Timpson: Yeah, we talked to a few people–
Wood: That had seen this cat. So that’s kind of fascinating — telling a fictional story within the context of something that may or may not be fiction. That was really fun, being in that zone and speaking to locals who had their own history with that particular creature that may or may not exist.
Timpson: It’s an adventure film where the stakes are more relationship-based. Those are high stakes, and everything else is like window dressing. It’s more atmospheric. The actual intensity comes from the dynamic between the two.
FandomWire: As you mentioned, one of the things that really stands out about Bookworm is that it feels more low-key, and dare I say grounded, than some family films. The characters aren’t saving the world, they’re not looking for some mythical treasure, they’re trying to save their family and find a rare animal. Why did you want to take this approach?
Timpson: I guess Toby and I… we’re just not the type of people to create a Goonies. That just wasn’t the direction we were going for — and I love The Goonies. But we just wanted a kind of odd and daring buddy road movie set in the wilderness, where you get to know two people, and actually, for a kid’s film, just to hear people talk to each other.
And it’s been interesting to talk to young audiences that have been watching it. I thought I didn’t know if they would connect on that because they’re so used to whiz-bang. We think that all they need now is this kind of hyper-kinetic storytelling, and they don’t. If you give them a smart kid that they actually connect with on some level, they’ll go with the ride. And then you can actually take them to do whatever you want them to do.
So that’s been really rewarding to see. Because originally, the deepest fear was that it was aimed at eight-year-olds, but also parents.

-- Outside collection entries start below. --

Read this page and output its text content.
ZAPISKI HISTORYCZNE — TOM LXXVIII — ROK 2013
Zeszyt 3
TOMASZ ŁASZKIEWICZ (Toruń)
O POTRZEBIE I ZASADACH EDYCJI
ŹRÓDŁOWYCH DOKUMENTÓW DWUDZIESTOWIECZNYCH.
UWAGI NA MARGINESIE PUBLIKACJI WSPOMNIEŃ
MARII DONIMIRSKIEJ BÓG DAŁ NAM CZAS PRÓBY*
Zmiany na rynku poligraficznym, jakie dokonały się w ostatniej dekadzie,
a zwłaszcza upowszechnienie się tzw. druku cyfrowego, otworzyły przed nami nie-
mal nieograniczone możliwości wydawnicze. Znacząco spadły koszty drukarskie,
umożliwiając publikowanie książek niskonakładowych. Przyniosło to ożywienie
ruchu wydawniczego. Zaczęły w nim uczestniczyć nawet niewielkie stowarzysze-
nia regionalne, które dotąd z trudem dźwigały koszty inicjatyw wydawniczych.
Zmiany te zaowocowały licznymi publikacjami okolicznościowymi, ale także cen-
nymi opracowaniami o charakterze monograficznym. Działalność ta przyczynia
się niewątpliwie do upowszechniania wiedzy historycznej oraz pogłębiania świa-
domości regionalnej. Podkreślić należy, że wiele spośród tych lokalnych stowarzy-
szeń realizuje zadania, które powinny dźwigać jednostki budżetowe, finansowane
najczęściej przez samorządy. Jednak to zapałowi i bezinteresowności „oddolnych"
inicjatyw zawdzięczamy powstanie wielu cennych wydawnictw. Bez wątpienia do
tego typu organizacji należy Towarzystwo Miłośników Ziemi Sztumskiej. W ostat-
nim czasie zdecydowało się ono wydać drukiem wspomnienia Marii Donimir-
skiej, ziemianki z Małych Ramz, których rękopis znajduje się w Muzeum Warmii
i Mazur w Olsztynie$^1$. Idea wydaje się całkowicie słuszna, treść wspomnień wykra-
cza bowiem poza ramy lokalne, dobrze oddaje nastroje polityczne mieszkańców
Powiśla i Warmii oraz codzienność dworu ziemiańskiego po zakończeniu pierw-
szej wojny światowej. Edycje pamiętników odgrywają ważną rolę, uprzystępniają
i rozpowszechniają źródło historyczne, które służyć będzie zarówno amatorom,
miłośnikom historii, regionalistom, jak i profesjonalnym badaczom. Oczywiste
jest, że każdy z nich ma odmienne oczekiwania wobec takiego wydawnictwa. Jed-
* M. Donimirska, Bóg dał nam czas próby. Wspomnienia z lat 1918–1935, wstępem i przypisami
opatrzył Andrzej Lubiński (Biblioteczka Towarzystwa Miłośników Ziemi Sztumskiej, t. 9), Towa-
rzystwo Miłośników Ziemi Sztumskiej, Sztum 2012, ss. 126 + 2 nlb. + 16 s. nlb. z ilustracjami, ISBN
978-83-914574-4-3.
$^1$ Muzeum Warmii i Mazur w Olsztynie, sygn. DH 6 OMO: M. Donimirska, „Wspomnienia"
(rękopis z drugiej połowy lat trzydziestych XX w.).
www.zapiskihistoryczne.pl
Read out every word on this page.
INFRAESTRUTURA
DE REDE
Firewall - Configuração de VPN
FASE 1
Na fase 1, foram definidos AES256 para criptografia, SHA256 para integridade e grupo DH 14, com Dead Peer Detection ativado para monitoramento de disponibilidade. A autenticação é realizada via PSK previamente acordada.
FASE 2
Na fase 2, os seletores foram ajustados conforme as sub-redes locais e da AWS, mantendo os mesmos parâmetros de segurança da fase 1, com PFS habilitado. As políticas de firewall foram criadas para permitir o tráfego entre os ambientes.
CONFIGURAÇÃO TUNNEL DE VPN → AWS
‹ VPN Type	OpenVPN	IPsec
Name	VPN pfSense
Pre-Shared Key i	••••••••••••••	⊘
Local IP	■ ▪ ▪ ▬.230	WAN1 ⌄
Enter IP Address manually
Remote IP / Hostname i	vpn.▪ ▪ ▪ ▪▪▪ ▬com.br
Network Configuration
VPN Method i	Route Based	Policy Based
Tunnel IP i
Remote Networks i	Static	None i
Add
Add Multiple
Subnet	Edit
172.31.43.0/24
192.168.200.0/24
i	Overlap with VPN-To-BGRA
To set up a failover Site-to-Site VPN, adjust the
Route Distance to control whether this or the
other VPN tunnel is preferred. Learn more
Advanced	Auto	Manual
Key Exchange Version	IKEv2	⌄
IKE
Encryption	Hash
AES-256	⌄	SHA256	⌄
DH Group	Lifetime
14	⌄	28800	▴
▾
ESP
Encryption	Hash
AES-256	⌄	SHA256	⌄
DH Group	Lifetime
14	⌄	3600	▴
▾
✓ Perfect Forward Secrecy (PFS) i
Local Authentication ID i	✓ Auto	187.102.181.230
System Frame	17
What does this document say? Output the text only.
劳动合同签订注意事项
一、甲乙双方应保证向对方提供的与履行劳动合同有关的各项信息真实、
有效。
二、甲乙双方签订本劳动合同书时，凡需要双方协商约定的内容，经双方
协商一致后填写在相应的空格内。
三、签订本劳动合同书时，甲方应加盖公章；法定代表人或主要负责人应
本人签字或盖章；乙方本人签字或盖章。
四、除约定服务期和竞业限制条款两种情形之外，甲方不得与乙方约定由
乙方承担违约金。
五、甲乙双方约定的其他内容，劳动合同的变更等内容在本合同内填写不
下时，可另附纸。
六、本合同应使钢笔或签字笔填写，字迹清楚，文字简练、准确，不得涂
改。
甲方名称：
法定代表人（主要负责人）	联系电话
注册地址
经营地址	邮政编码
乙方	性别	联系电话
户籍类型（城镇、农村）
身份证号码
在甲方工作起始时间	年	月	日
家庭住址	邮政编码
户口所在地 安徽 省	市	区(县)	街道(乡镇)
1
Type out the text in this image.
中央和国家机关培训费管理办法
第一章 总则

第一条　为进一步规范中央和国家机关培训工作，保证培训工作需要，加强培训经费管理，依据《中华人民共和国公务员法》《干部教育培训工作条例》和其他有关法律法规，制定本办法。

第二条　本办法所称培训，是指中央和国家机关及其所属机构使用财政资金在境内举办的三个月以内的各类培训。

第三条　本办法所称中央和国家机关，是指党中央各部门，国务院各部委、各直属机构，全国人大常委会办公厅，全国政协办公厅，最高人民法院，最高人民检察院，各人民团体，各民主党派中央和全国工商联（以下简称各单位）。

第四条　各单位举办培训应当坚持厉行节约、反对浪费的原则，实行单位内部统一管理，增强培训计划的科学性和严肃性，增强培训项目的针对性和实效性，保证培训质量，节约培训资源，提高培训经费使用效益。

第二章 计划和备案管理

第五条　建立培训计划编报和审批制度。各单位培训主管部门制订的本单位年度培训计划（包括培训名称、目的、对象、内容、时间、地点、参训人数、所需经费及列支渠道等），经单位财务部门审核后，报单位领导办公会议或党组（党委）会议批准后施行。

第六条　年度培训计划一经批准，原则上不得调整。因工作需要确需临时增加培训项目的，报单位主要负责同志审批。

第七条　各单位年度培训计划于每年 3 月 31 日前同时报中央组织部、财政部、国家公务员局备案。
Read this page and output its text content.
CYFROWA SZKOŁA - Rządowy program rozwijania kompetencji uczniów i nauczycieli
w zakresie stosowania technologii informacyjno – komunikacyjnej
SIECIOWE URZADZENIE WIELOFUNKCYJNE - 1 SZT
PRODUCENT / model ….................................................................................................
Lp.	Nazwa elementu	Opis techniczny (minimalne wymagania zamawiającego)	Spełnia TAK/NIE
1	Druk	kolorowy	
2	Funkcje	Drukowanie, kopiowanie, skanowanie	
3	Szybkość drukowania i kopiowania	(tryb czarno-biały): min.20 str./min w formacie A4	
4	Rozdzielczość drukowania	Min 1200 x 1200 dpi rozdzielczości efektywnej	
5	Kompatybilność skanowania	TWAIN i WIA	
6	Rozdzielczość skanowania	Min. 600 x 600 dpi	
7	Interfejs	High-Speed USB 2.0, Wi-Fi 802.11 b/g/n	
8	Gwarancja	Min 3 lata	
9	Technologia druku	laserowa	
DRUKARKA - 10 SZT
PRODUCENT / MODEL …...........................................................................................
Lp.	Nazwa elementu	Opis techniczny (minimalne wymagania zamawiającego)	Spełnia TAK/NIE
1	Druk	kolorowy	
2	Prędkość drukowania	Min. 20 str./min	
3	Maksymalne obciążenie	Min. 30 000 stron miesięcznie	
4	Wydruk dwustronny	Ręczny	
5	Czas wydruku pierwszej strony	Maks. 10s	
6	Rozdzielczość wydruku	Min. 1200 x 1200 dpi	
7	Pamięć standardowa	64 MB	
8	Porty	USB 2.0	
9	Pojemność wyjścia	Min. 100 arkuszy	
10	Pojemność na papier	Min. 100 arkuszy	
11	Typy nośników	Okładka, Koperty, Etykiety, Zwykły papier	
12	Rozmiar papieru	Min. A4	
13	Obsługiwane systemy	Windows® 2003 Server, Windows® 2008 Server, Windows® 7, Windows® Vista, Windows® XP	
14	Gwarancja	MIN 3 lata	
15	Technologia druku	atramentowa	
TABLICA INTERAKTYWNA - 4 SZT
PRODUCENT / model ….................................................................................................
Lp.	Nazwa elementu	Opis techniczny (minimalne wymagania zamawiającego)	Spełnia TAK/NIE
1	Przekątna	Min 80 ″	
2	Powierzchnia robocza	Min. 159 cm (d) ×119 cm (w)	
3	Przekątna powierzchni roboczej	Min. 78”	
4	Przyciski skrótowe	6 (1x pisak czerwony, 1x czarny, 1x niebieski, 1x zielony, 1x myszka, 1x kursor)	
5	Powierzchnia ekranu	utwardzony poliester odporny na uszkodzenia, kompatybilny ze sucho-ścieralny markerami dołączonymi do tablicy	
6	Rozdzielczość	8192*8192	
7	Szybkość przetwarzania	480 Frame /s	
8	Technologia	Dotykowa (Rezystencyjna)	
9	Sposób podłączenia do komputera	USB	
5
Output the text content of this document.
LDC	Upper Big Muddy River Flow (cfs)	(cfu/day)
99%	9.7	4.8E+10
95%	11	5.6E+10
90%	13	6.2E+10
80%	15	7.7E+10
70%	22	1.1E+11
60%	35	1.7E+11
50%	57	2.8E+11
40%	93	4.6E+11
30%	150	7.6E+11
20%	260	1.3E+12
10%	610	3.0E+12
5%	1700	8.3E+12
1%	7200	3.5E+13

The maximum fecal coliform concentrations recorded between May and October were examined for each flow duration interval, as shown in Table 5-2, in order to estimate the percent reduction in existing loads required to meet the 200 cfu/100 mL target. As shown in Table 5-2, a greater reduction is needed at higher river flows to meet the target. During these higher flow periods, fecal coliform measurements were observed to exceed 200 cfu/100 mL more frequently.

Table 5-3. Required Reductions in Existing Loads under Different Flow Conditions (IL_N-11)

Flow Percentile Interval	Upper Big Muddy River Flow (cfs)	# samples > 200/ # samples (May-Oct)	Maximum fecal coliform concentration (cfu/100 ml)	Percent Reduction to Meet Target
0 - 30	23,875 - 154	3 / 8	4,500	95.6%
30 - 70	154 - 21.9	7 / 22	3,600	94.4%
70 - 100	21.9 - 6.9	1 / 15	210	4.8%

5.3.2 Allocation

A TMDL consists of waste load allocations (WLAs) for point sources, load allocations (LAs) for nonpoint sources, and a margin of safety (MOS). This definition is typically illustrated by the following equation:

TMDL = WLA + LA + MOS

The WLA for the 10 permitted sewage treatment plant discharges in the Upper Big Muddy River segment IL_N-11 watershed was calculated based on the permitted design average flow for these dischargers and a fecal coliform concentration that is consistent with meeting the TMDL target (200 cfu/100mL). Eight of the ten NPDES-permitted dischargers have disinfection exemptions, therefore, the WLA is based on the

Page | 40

Wood: Is it too cerebral? Are they going to connect with their connection or lack of connection and the journey that they’re going on? Because it’s really interpersonal, it’s not necessarily about all the things around them.
Timpson: We just kind of flip the story on the usual quest movie because it’s not the focus.
FandomWire: I also want to talk about your character, Mr. Wood. What were some of the inspirations for the flamboyant personality of your character?
Wood: I mean, there were outside inspirations in the writing of the character, certainly Criss Angel — semi-rock-and-roll illusionists that might have been figures in Vegas or wouldn’t be out of context in Las Vegas. That sort of vibe.
But then, it’s a collaborative process. So, these were all the inspiration elements, and then a lot of it was honestly finding the wardrobe, figuring out what this person looked like, to sort of establish his identity. Because when you meet him the first moment with that giant hat, that’s the purest of him from Vegas that you’ll get. And then he gets stripped away and becomes more himself and sort of vulnerable throughout the course of the thing.
It’s also just about finding the balance between the sort of flamboyant guy who’s trying desperately to prove himself to his daughter, that he has no relationship to, and he doesn’t know how to be a father, so the only way that he knows how is to sort of bluster and do tricks, and it doesn’t really work.
The writing is so good. You know, Toby is such a wonderful writer, and the dialogue is wonderful and rich. So it makes my job as an actor a lot easier. I can have a lot of fun to play with, and then so much of what that character is, if you strip away these elements, he’s just this vulnerable guy that isn’t actually successful, doesn’t have a relationship with his daughter, and sort of yearns to be these things that he’s not. And it’s this kind of journey that she throws him on that allows him the opportunity to rise to the occasion.
Bookworm played at the 2024 edition of Fantastic Fest, which ran September 19-26.